President Joe Biden's appointment for Comptroller of the Currency, Saule Omarova, is facing opposition from powerful senators and banking groups over calls for radical changes to the way the U.S. banking system works by giving the Federal Reserve near total control of the entire financial system.
Omarova, who grew up in the former Soviet Union and attended Moscow State University on the Lenin Personal Academic Scholarship, in a recent paper titled "The People’s Ledger: How to Democratize Money and Finance the Economy," suggests that the central bank’s balance sheet should be redesigned to operate as "the ultimate public platform for both modulating and allocating the flow of sovereign credit and money in the national economy."

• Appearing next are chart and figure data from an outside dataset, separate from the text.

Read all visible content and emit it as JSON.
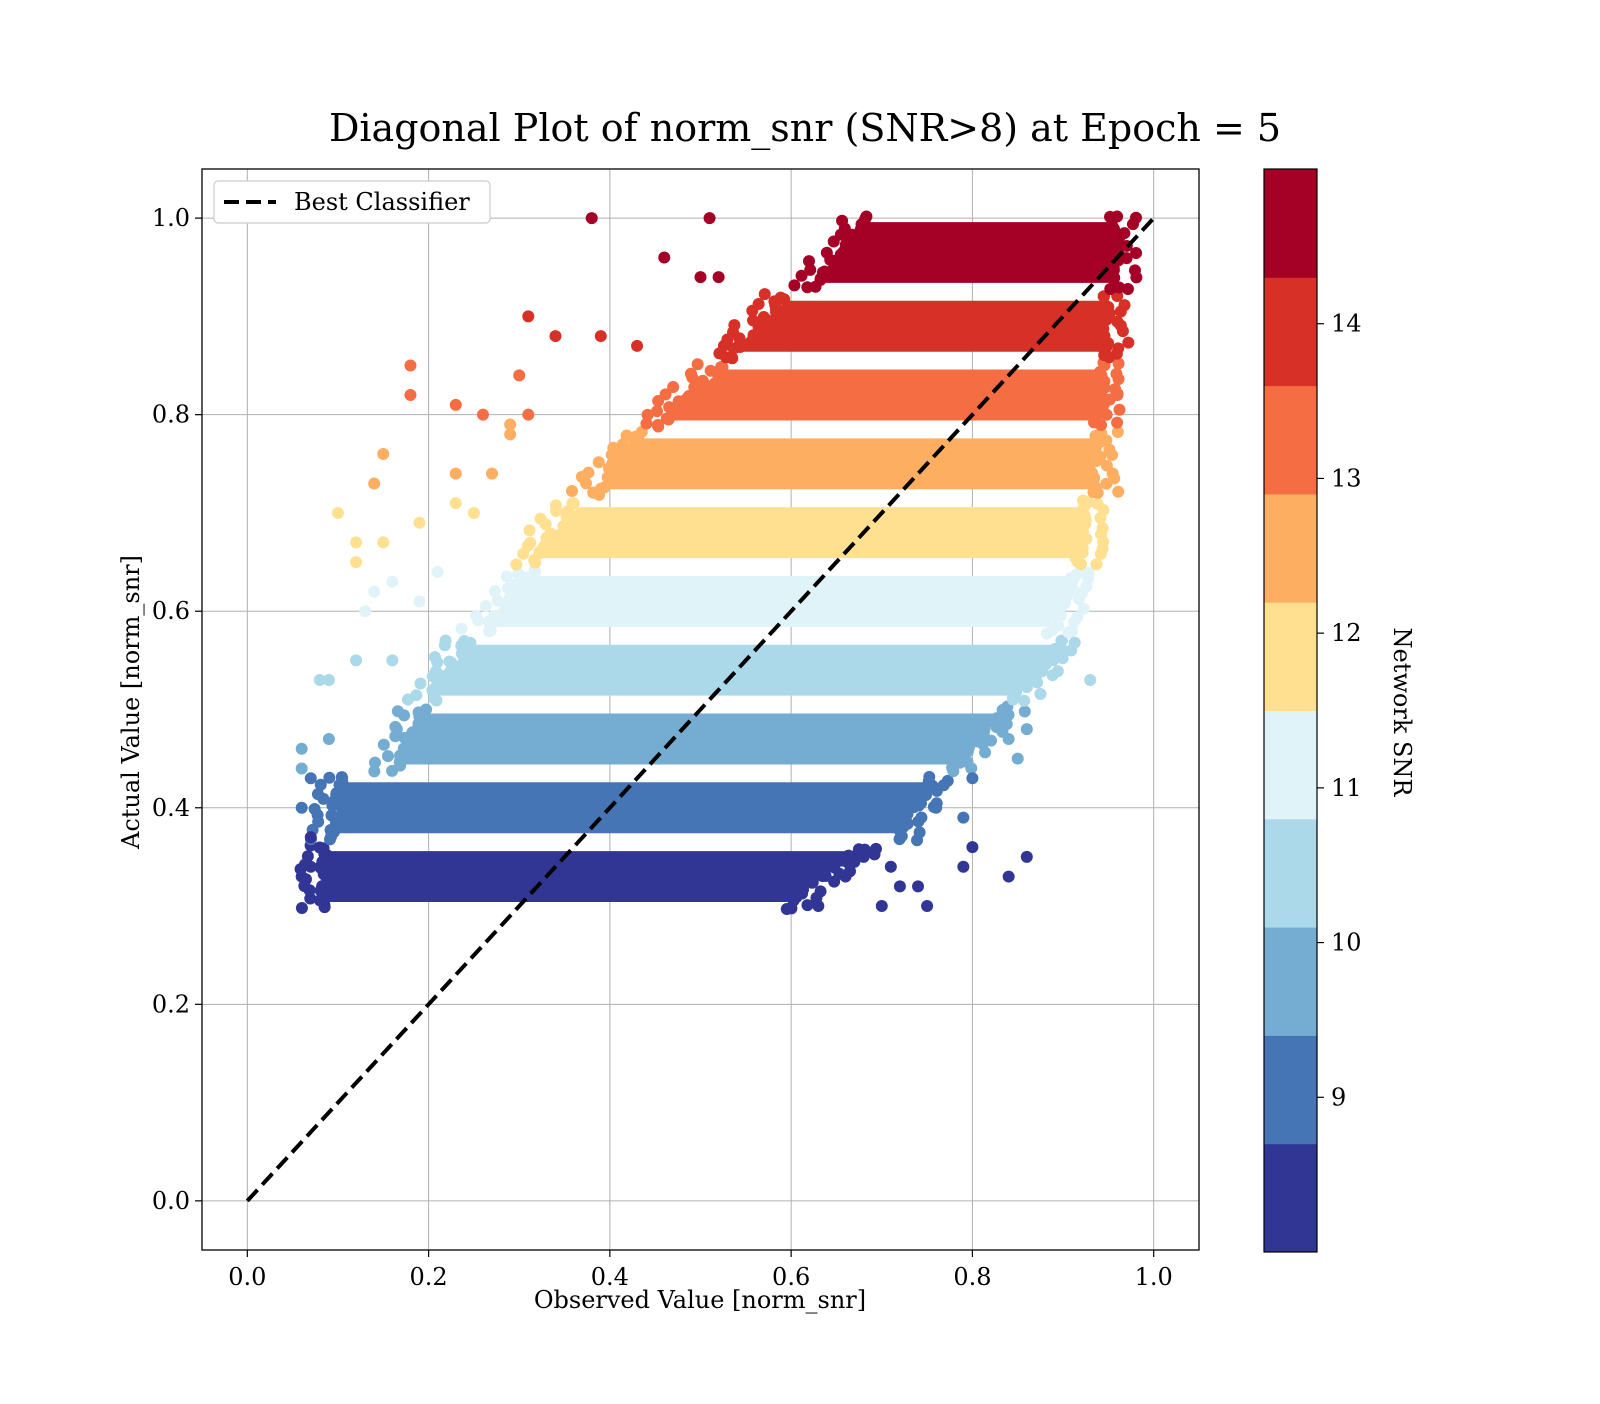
{
  "chart_data": {
    "type": "scatter",
    "title": "Diagonal Plot of norm_snr (SNR>8) at Epoch = 5",
    "xlabel": "Observed Value [norm_snr]",
    "ylabel": "Actual Value [norm_snr]",
    "xlim": [
      -0.05,
      1.05
    ],
    "ylim": [
      -0.05,
      1.05
    ],
    "xticks": [
      0.0,
      0.2,
      0.4,
      0.6,
      0.8,
      1.0
    ],
    "yticks": [
      0.0,
      0.2,
      0.4,
      0.6,
      0.8,
      1.0
    ],
    "xtick_labels": [
      "0.0",
      "0.2",
      "0.4",
      "0.6",
      "0.8",
      "1.0"
    ],
    "ytick_labels": [
      "0.0",
      "0.2",
      "0.4",
      "0.6",
      "0.8",
      "1.0"
    ],
    "grid": true,
    "legend": {
      "location": "upper left",
      "entries": [
        {
          "label": "Best Classifier",
          "style": "dashed",
          "color": "#000000"
        }
      ]
    },
    "reference_line": {
      "name": "Best Classifier",
      "x": [
        0.0,
        1.0
      ],
      "y": [
        0.0,
        1.0
      ]
    },
    "colorbar": {
      "label": "Network SNR",
      "range": [
        8,
        15
      ],
      "ticks": [
        9,
        10,
        11,
        12,
        13,
        14
      ],
      "tick_labels": [
        "9",
        "10",
        "11",
        "12",
        "13",
        "14"
      ],
      "colors": [
        "#313695",
        "#4575b4",
        "#74add1",
        "#abd9e9",
        "#e0f3f8",
        "#fee090",
        "#fdae61",
        "#f46d43",
        "#d73027",
        "#a50026"
      ]
    },
    "bands": [
      {
        "color": "#313695",
        "y": [
          0.3,
          0.36
        ],
        "x": [
          0.08,
          0.6
        ],
        "x_top": [
          0.08,
          0.68
        ]
      },
      {
        "color": "#4575b4",
        "y": [
          0.37,
          0.43
        ],
        "x": [
          0.09,
          0.72
        ],
        "x_top": [
          0.1,
          0.76
        ]
      },
      {
        "color": "#74add1",
        "y": [
          0.44,
          0.5
        ],
        "x": [
          0.16,
          0.78
        ],
        "x_top": [
          0.19,
          0.84
        ]
      },
      {
        "color": "#abd9e9",
        "y": [
          0.51,
          0.57
        ],
        "x": [
          0.2,
          0.85
        ],
        "x_top": [
          0.24,
          0.9
        ]
      },
      {
        "color": "#e0f3f8",
        "y": [
          0.58,
          0.64
        ],
        "x": [
          0.26,
          0.89
        ],
        "x_top": [
          0.31,
          0.92
        ]
      },
      {
        "color": "#fee090",
        "y": [
          0.65,
          0.71
        ],
        "x": [
          0.31,
          0.92
        ],
        "x_top": [
          0.36,
          0.93
        ]
      },
      {
        "color": "#fdae61",
        "y": [
          0.72,
          0.78
        ],
        "x": [
          0.38,
          0.94
        ],
        "x_top": [
          0.43,
          0.94
        ]
      },
      {
        "color": "#f46d43",
        "y": [
          0.79,
          0.85
        ],
        "x": [
          0.45,
          0.94
        ],
        "x_top": [
          0.52,
          0.95
        ]
      },
      {
        "color": "#d73027",
        "y": [
          0.86,
          0.92
        ],
        "x": [
          0.53,
          0.95
        ],
        "x_top": [
          0.59,
          0.95
        ]
      },
      {
        "color": "#a50026",
        "y": [
          0.93,
          1.0
        ],
        "x": [
          0.62,
          0.96
        ],
        "x_top": [
          0.68,
          0.96
        ]
      }
    ],
    "scatter_outliers": [
      {
        "x": 0.38,
        "y": 1.0,
        "color": "#a50026"
      },
      {
        "x": 0.51,
        "y": 1.0,
        "color": "#a50026"
      },
      {
        "x": 0.46,
        "y": 0.96,
        "color": "#a50026"
      },
      {
        "x": 0.5,
        "y": 0.94,
        "color": "#a50026"
      },
      {
        "x": 0.52,
        "y": 0.94,
        "color": "#a50026"
      },
      {
        "x": 0.31,
        "y": 0.9,
        "color": "#d73027"
      },
      {
        "x": 0.34,
        "y": 0.88,
        "color": "#d73027"
      },
      {
        "x": 0.39,
        "y": 0.88,
        "color": "#d73027"
      },
      {
        "x": 0.43,
        "y": 0.87,
        "color": "#d73027"
      },
      {
        "x": 0.18,
        "y": 0.85,
        "color": "#f46d43"
      },
      {
        "x": 0.18,
        "y": 0.82,
        "color": "#f46d43"
      },
      {
        "x": 0.23,
        "y": 0.81,
        "color": "#f46d43"
      },
      {
        "x": 0.26,
        "y": 0.8,
        "color": "#f46d43"
      },
      {
        "x": 0.3,
        "y": 0.84,
        "color": "#f46d43"
      },
      {
        "x": 0.31,
        "y": 0.8,
        "color": "#f46d43"
      },
      {
        "x": 0.96,
        "y": 0.82,
        "color": "#f46d43"
      },
      {
        "x": 0.15,
        "y": 0.76,
        "color": "#fdae61"
      },
      {
        "x": 0.14,
        "y": 0.73,
        "color": "#fdae61"
      },
      {
        "x": 0.23,
        "y": 0.74,
        "color": "#fdae61"
      },
      {
        "x": 0.27,
        "y": 0.74,
        "color": "#fdae61"
      },
      {
        "x": 0.29,
        "y": 0.79,
        "color": "#fdae61"
      },
      {
        "x": 0.29,
        "y": 0.78,
        "color": "#fdae61"
      },
      {
        "x": 0.1,
        "y": 0.7,
        "color": "#fee090"
      },
      {
        "x": 0.12,
        "y": 0.67,
        "color": "#fee090"
      },
      {
        "x": 0.15,
        "y": 0.67,
        "color": "#fee090"
      },
      {
        "x": 0.12,
        "y": 0.65,
        "color": "#fee090"
      },
      {
        "x": 0.19,
        "y": 0.69,
        "color": "#fee090"
      },
      {
        "x": 0.23,
        "y": 0.71,
        "color": "#fee090"
      },
      {
        "x": 0.25,
        "y": 0.7,
        "color": "#fee090"
      },
      {
        "x": 0.13,
        "y": 0.6,
        "color": "#e0f3f8"
      },
      {
        "x": 0.14,
        "y": 0.62,
        "color": "#e0f3f8"
      },
      {
        "x": 0.16,
        "y": 0.63,
        "color": "#e0f3f8"
      },
      {
        "x": 0.19,
        "y": 0.61,
        "color": "#e0f3f8"
      },
      {
        "x": 0.21,
        "y": 0.64,
        "color": "#e0f3f8"
      },
      {
        "x": 0.91,
        "y": 0.58,
        "color": "#e0f3f8"
      },
      {
        "x": 0.08,
        "y": 0.53,
        "color": "#abd9e9"
      },
      {
        "x": 0.09,
        "y": 0.53,
        "color": "#abd9e9"
      },
      {
        "x": 0.12,
        "y": 0.55,
        "color": "#abd9e9"
      },
      {
        "x": 0.16,
        "y": 0.55,
        "color": "#abd9e9"
      },
      {
        "x": 0.9,
        "y": 0.56,
        "color": "#abd9e9"
      },
      {
        "x": 0.93,
        "y": 0.53,
        "color": "#abd9e9"
      },
      {
        "x": 0.87,
        "y": 0.53,
        "color": "#abd9e9"
      },
      {
        "x": 0.06,
        "y": 0.44,
        "color": "#74add1"
      },
      {
        "x": 0.06,
        "y": 0.46,
        "color": "#74add1"
      },
      {
        "x": 0.09,
        "y": 0.47,
        "color": "#74add1"
      },
      {
        "x": 0.85,
        "y": 0.45,
        "color": "#74add1"
      },
      {
        "x": 0.86,
        "y": 0.48,
        "color": "#74add1"
      },
      {
        "x": 0.84,
        "y": 0.47,
        "color": "#74add1"
      },
      {
        "x": 0.06,
        "y": 0.4,
        "color": "#4575b4"
      },
      {
        "x": 0.07,
        "y": 0.43,
        "color": "#4575b4"
      },
      {
        "x": 0.8,
        "y": 0.43,
        "color": "#4575b4"
      },
      {
        "x": 0.79,
        "y": 0.39,
        "color": "#4575b4"
      },
      {
        "x": 0.76,
        "y": 0.4,
        "color": "#4575b4"
      },
      {
        "x": 0.06,
        "y": 0.33,
        "color": "#313695"
      },
      {
        "x": 0.07,
        "y": 0.34,
        "color": "#313695"
      },
      {
        "x": 0.07,
        "y": 0.37,
        "color": "#313695"
      },
      {
        "x": 0.8,
        "y": 0.36,
        "color": "#313695"
      },
      {
        "x": 0.86,
        "y": 0.35,
        "color": "#313695"
      },
      {
        "x": 0.84,
        "y": 0.33,
        "color": "#313695"
      },
      {
        "x": 0.79,
        "y": 0.34,
        "color": "#313695"
      },
      {
        "x": 0.74,
        "y": 0.32,
        "color": "#313695"
      },
      {
        "x": 0.72,
        "y": 0.32,
        "color": "#313695"
      },
      {
        "x": 0.75,
        "y": 0.3,
        "color": "#313695"
      },
      {
        "x": 0.7,
        "y": 0.3,
        "color": "#313695"
      },
      {
        "x": 0.71,
        "y": 0.34,
        "color": "#313695"
      },
      {
        "x": 0.63,
        "y": 0.3,
        "color": "#313695"
      },
      {
        "x": 0.66,
        "y": 0.33,
        "color": "#313695"
      },
      {
        "x": 0.68,
        "y": 0.35,
        "color": "#313695"
      }
    ]
  }
}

She also wrote a thesis titled, "Karl Marx’s Economic Analysis and the Theory of Revolution in The Capital," of which Sen. Pat Toomey, ranking Republican on the Banking Committee, has requested a copy.
"Given that your thesis was written while you were a student at Moscow State University in the late 1980s, I assume that it was written in Russian and will require translation," Toomey wrote, adding that committee staff had previously reached out about the thesis. "Unfortunately, we have not received any assurances that the Committee would receive a copy of the paper in a timely fashion."
Bank groups oppose her nomination, The New York Times reports. A day after the White House announcement, Rob Nichols, the president of the American Bankers Association, said Omarova's proposals would "effectively nationalize America’s community banks."
Her past tweets about the Soviet Union have also drawn scrutiny.
"Until I came to the US, I couldn’t imagine that things like gender pay gap still existed in today’s world. Say what you will about old USSR, there was no gender pay gap there. Market doesn’t always 'know best,'" she wrote.
The Wall Street Journal editorialized that Omarova wants to eliminate the banks she’s being appointed to regulate.
"As comptroller, Ms. Omarova would supervise some 1,200 financial institutions. While she couldn’t enact her People’s Agenda without legislation, she would have sweeping powers to punish banks that don’t follow her diktats," the Journal wrote.
Her nomination to the Office of the Comptroller of the Currency needs to be approved by the Senate. Democrats have a tenuous majority there, with key moderate senators who might oppose Omarova's nomination.